【第一部】没落令嬢は今宵も甘く調教される

真風月花

文字の大きさ
66 / 247
五章

7、早朝

 早朝、目が覚めた時に旦那さまがわたくしの顔を眺めていらっしゃいました。
 布団に片肘をついて、少し上体を起こした姿です。
 
「あ、あの。どうかなさいましたか」
「ああ、目を覚まさせてしまったな。済まない」

 壁の時計を見上げた旦那さまが「まだ四時過ぎだ。もう少し寝なさい」と仰います。
 この時期は夜が明けるのがとても早いです。四時だというのに、蚊帳かや越しに朝焼けの空が見えます。
 
「眠れないのですか?」
「翠子さんが、布団を蹴飛ばしたから掛けていただけだ」
「そんなっ……」
「冗談だよ」

 そう仰る旦那さまは、困ったように眉を下げました。そうしてわたくしに背中を向けて、ご自分の布団に入られたのです。

 わたくしはそっと手を伸ばして、旦那さまの背中に触れました。刹那、旦那さまがびくっと身を竦ませるのが伝わってきました。

「ご機嫌斜めですか?」
「いや、斜めではないが。なぜだ?」
「雰囲気がいつもより硬いですから」

 もしかしたら、呆れていらっしゃるのかもしれません。お仕置きに耐え切れずに根を上げてしまったのですから。
 旦那さまに心配をかけたのは事実ですし、あんな風に走って探しに来てくださったのですから。怒っていないまでも、辟易となさっているかもしれません。

 どうしましょう。でも、またお仕置きの続きをなんて、言えるはずもありませんし。言いたくないです。

 ああ、でも。お仕置きもそんなに時間が経っていないと仰っていたような。

 この家に来た日に、一人で行動しないように、自宅に戻らないようにと命じられました。
 わたくしは最初、旦那さまに買われた身なので、自由が与えられるはずないのだと感じていました。
 でも、違ったのです。

 九年前、わたくしが迷子になった時。旦那さまはわたくしと手をつないで、安全だった笠井の家に戻してくださいました。
 そして今、その家が危険であるから、わたくしの手を引いて連れ出してくれたのです。

 わたくしは夏布団から抜け出して、旦那さまの背にぴたりと寄り添いました。

「翠子さん?」
「一緒に眠ってもいいですか」

 旦那さまの返事はありません。
 やはり迷惑だったのでしょうか。ためらいがちに離れようとすると、肩越しに旦那さまが手を伸ばしてきました。
 ひんやりとした大きな手が、わたくしの手を包みます。

「……一緒にいてほしい」
「でも、ご迷惑では?」
 
 蚊遣かやりがもう消えかけているのでしょう。蚊帳の外でゆらりと立ち上っていた煙が、大気に溶け込むように淡く見えなくなりました。

「迷惑であるはずがない」

 旦那さまは手を離すと体の向きを変えて、わたくしを見つめました。
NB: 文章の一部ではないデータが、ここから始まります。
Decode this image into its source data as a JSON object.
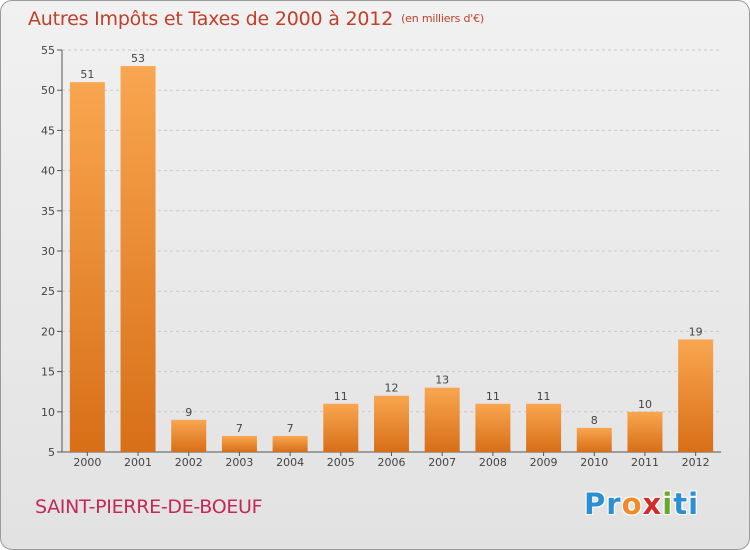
{
  "chart_data": {
    "type": "bar",
    "title": "Autres Impôts et Taxes de 2000 à 2012",
    "subtitle": "(en milliers d'€)",
    "categories": [
      "2000",
      "2001",
      "2002",
      "2003",
      "2004",
      "2005",
      "2006",
      "2007",
      "2008",
      "2009",
      "2010",
      "2011",
      "2012"
    ],
    "values": [
      51,
      53,
      9,
      7,
      7,
      11,
      12,
      13,
      11,
      11,
      8,
      10,
      19
    ],
    "ylim": [
      5,
      55
    ],
    "yticks": [
      5,
      10,
      15,
      20,
      25,
      30,
      35,
      40,
      45,
      50,
      55
    ],
    "grid": true,
    "bar_color": "#f08a2a"
  },
  "footer": {
    "city": "SAINT-PIERRE-DE-BOEUF",
    "logo_letters": [
      "P",
      "r",
      "o",
      "x",
      "i",
      "t",
      "i"
    ],
    "logo_colors": [
      "#2c8fd0",
      "#2c8fd0",
      "#f08a2a",
      "#d42a2a",
      "#6aa82c",
      "#2c8fd0",
      "#2c8fd0"
    ]
  }
}
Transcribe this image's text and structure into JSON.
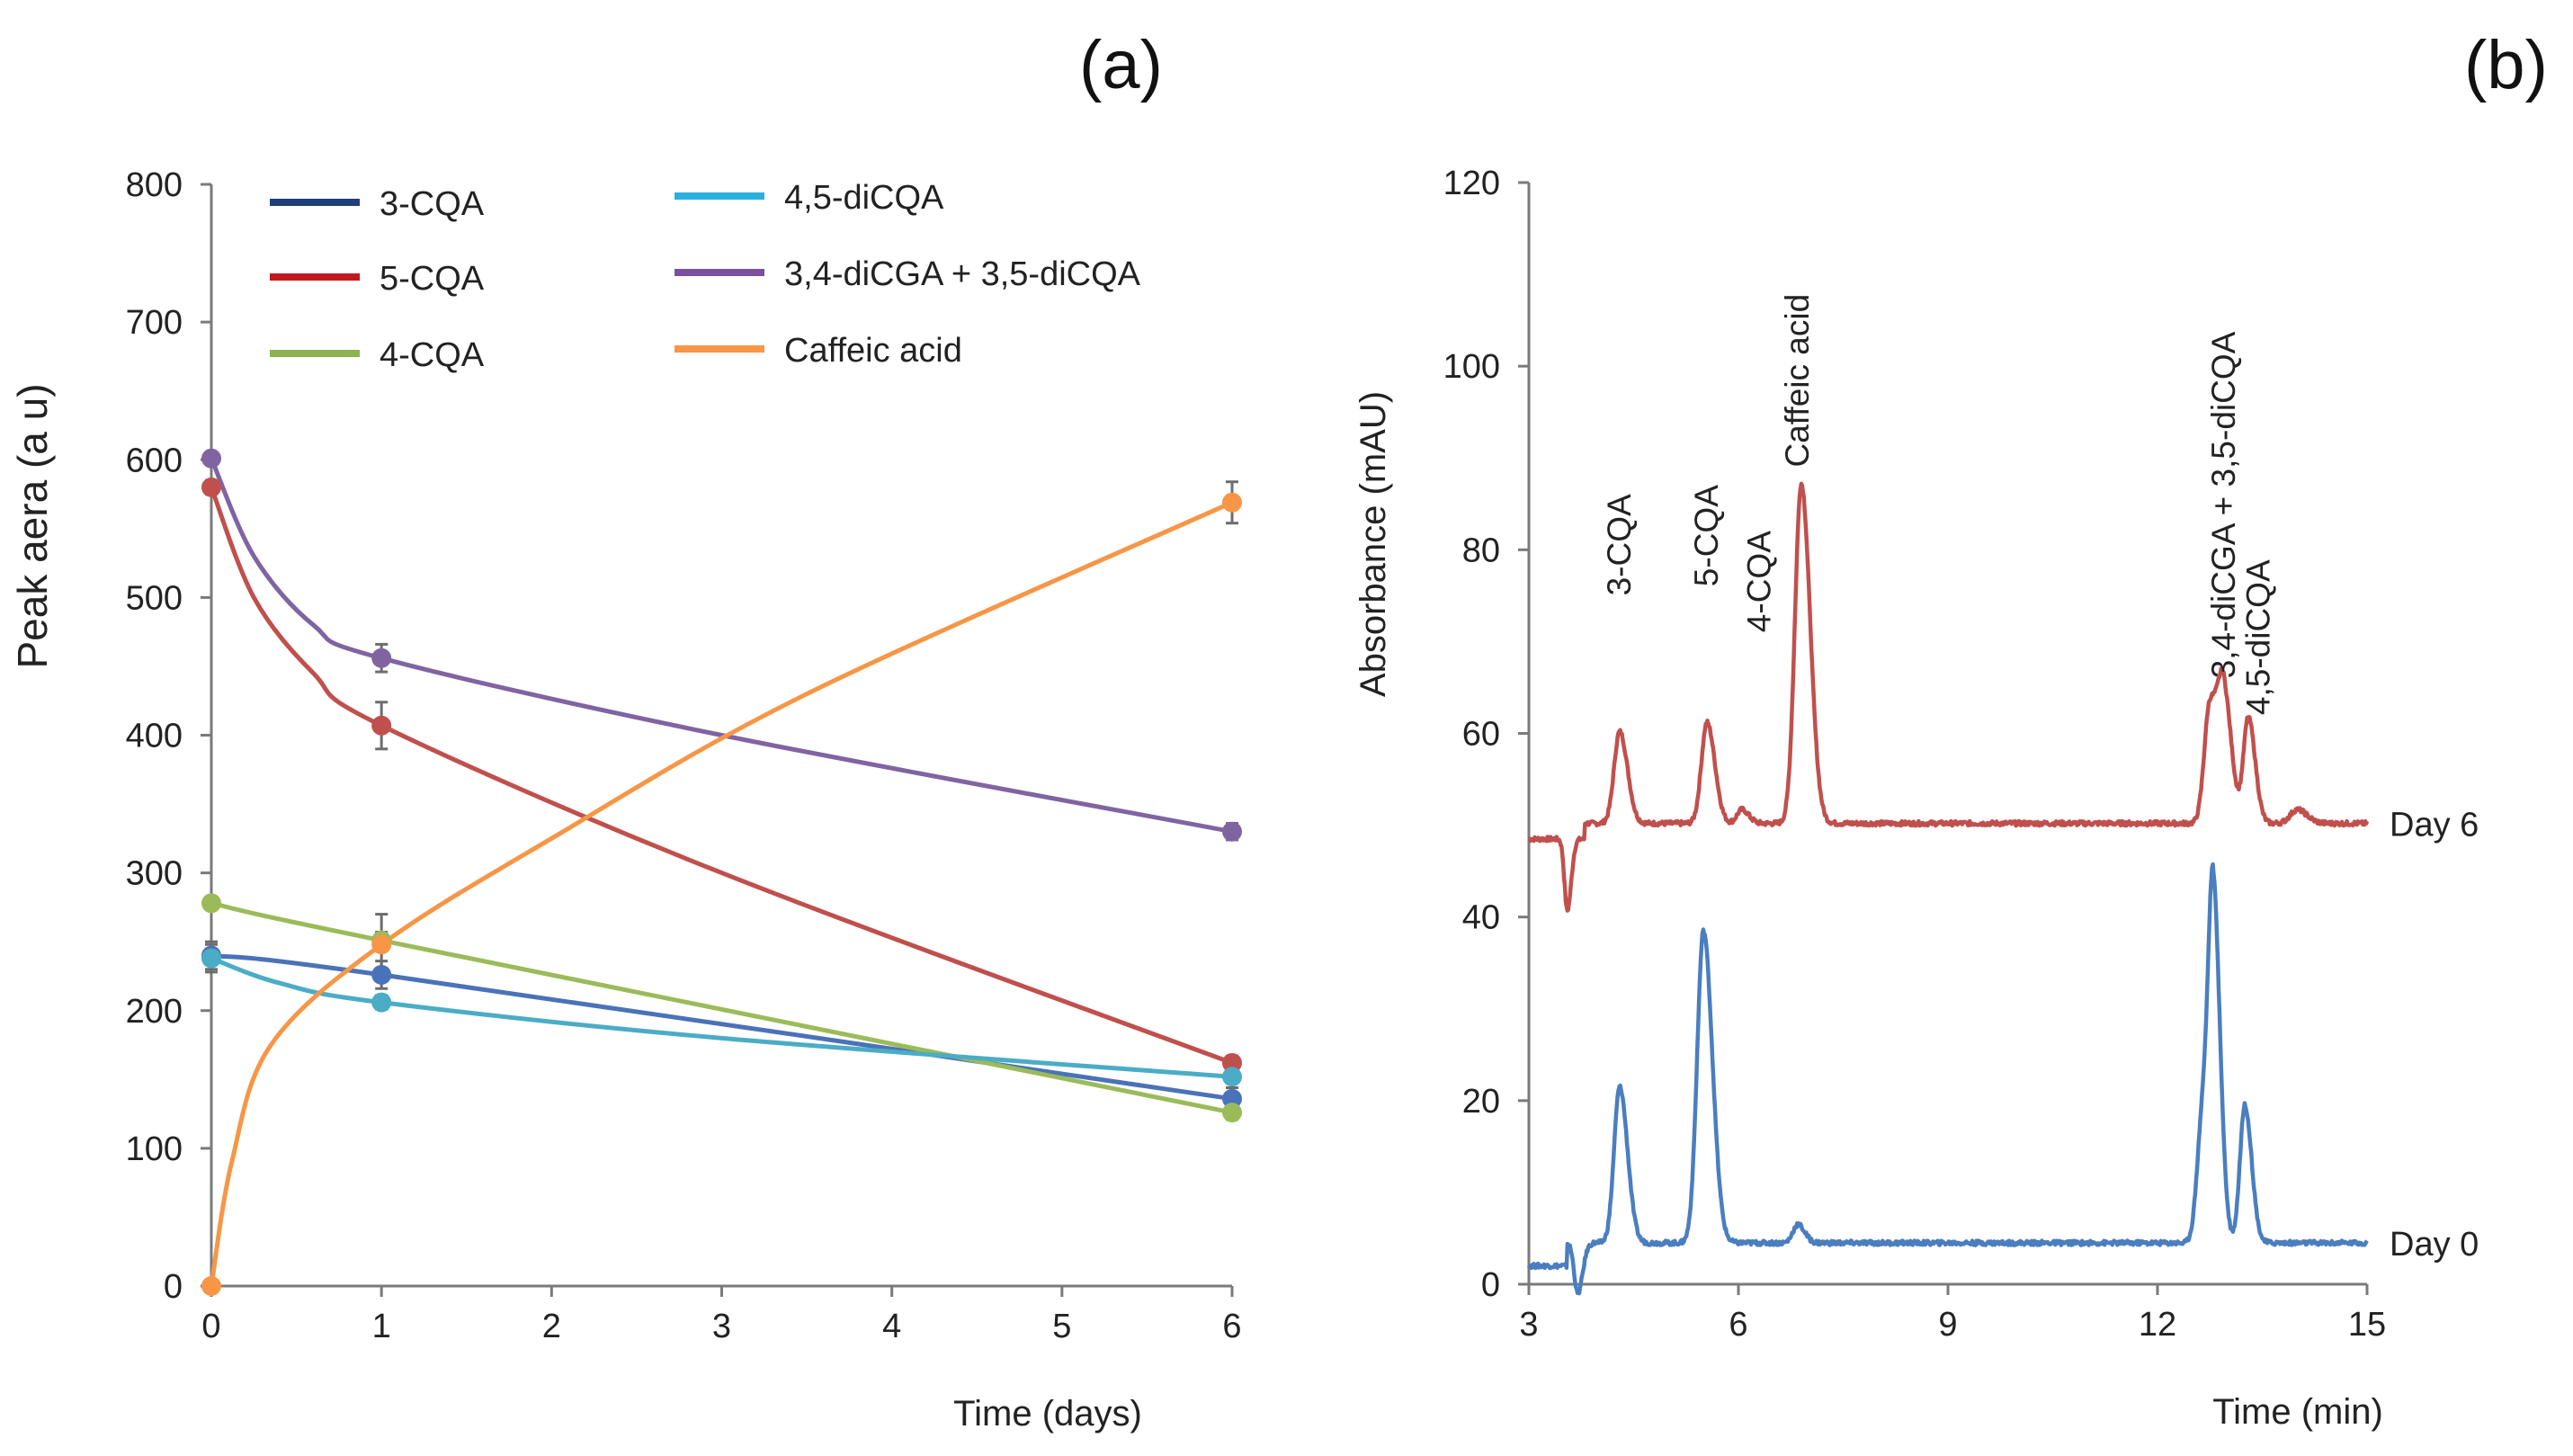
{
  "chart_data": [
    {
      "panel": "(a)",
      "type": "line",
      "xlabel": "Time (days)",
      "ylabel": "Peak aera (a u)",
      "ylim": [
        0,
        800
      ],
      "yticks": [
        0,
        100,
        200,
        300,
        400,
        500,
        600,
        700,
        800
      ],
      "xticks": [
        0,
        1,
        2,
        3,
        4,
        5,
        6
      ],
      "series": [
        {
          "name": "3-CQA",
          "legend_color": "#1f3f7a",
          "color": "#4a72b8",
          "x": [
            0,
            1,
            6
          ],
          "y": [
            240,
            226,
            136
          ],
          "err": [
            10,
            10,
            8
          ]
        },
        {
          "name": "5-CQA",
          "legend_color": "#c0181e",
          "color": "#c0504d",
          "x": [
            0,
            1,
            6
          ],
          "y": [
            580,
            407,
            162
          ],
          "err": [
            5,
            17,
            5
          ]
        },
        {
          "name": "4-CQA",
          "legend_color": "#8db350",
          "color": "#9bbb59",
          "x": [
            0,
            1,
            6
          ],
          "y": [
            278,
            251,
            126
          ],
          "err": [
            4,
            6,
            5
          ]
        },
        {
          "name": "4,5-diCQA",
          "legend_color": "#2ab0de",
          "color": "#4bacc6",
          "x": [
            0,
            1,
            6
          ],
          "y": [
            238,
            206,
            152
          ],
          "err": [
            10,
            5,
            4
          ]
        },
        {
          "name": "3,4-diCGA + 3,5-diCQA",
          "legend_color": "#7c4fa0",
          "color": "#8064a2",
          "x": [
            0,
            1,
            6
          ],
          "y": [
            601,
            456,
            330
          ],
          "err": [
            4,
            10,
            6
          ]
        },
        {
          "name": "Caffeic acid",
          "legend_color": "#f79646",
          "color": "#f79646",
          "x": [
            0,
            1,
            6
          ],
          "y": [
            0,
            248,
            569
          ],
          "err": [
            0,
            22,
            15
          ]
        }
      ]
    },
    {
      "panel": "(b)",
      "type": "line",
      "xlabel": "Time (min)",
      "ylabel": "Absorbance (mAU)",
      "xlim": [
        3,
        15
      ],
      "ylim": [
        0,
        120
      ],
      "xticks": [
        3,
        6,
        9,
        12,
        15
      ],
      "yticks": [
        0,
        20,
        40,
        60,
        80,
        100,
        120
      ],
      "series": [
        {
          "name": "Day 6",
          "label": "Day 6",
          "color": "#c0504d",
          "baseline": 50.2,
          "peaks": [
            [
              3.55,
              -7.8,
              0.04
            ],
            [
              4.3,
              10,
              0.08
            ],
            [
              5.55,
              11,
              0.08
            ],
            [
              6.05,
              1.5,
              0.07
            ],
            [
              6.9,
              37,
              0.09
            ],
            [
              12.75,
              13,
              0.08
            ],
            [
              12.95,
              13.5,
              0.08
            ],
            [
              13.3,
              11.5,
              0.07
            ],
            [
              14.0,
              1.5,
              0.1
            ]
          ]
        },
        {
          "name": "Day 0",
          "label": "Day  0",
          "color": "#4a7ebf",
          "baseline": 4.5,
          "peaks": [
            [
              3.7,
              -5.5,
              0.05
            ],
            [
              4.3,
              17,
              0.08
            ],
            [
              5.5,
              34,
              0.09
            ],
            [
              6.85,
              2,
              0.07
            ],
            [
              12.65,
              14,
              0.08
            ],
            [
              12.8,
              35,
              0.07
            ],
            [
              13.25,
              15,
              0.07
            ]
          ]
        }
      ],
      "peak_labels": [
        "3-CQA",
        "5-CQA",
        "4-CQA",
        "Caffeic acid",
        "3,4-diCGA + 3,5-diCQA",
        "4,5-diCQA"
      ]
    }
  ]
}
前髪を下ろしていらっしゃるので、普段の旦那さまよりも年若く見えます。
 いいえ、前髪のせいだけではありません。
 戸惑うような琥珀色の瞳に、常にはない旦那さまの寂しさが映っているようで、そのために幼く見えるのでしょうか。

「どうしたらいいんだろうな。ここが、俺の傍があなたにとって安全な場所であるようにと心がけているはずなのに。嫉妬であなたに無茶をしてしまう」
「旦那さま……」
「愛しているのに、その愛ゆえにあなたを苦しめるのなら。俺は……」

――もしかしてこの手を離した方がいいんだろうか。

 そんな声にならない言葉が、聞こえてきた気がします。
 いいえ。もし声に出しても、きっと朝露が葉から落ちるように、かそけき音だったでしょう。
 ですから、わたくしは旦那さまの頬に手を添えました。

「何を?」
「いいのです。わたくしが、旦那さまを撫でてさしあげたいと思っただけです」
「だが……」

 なおも言い募ろうとする旦那さまの唇に、わたくしは人差し指を当てました。そしてゆっくりと頬を撫でます。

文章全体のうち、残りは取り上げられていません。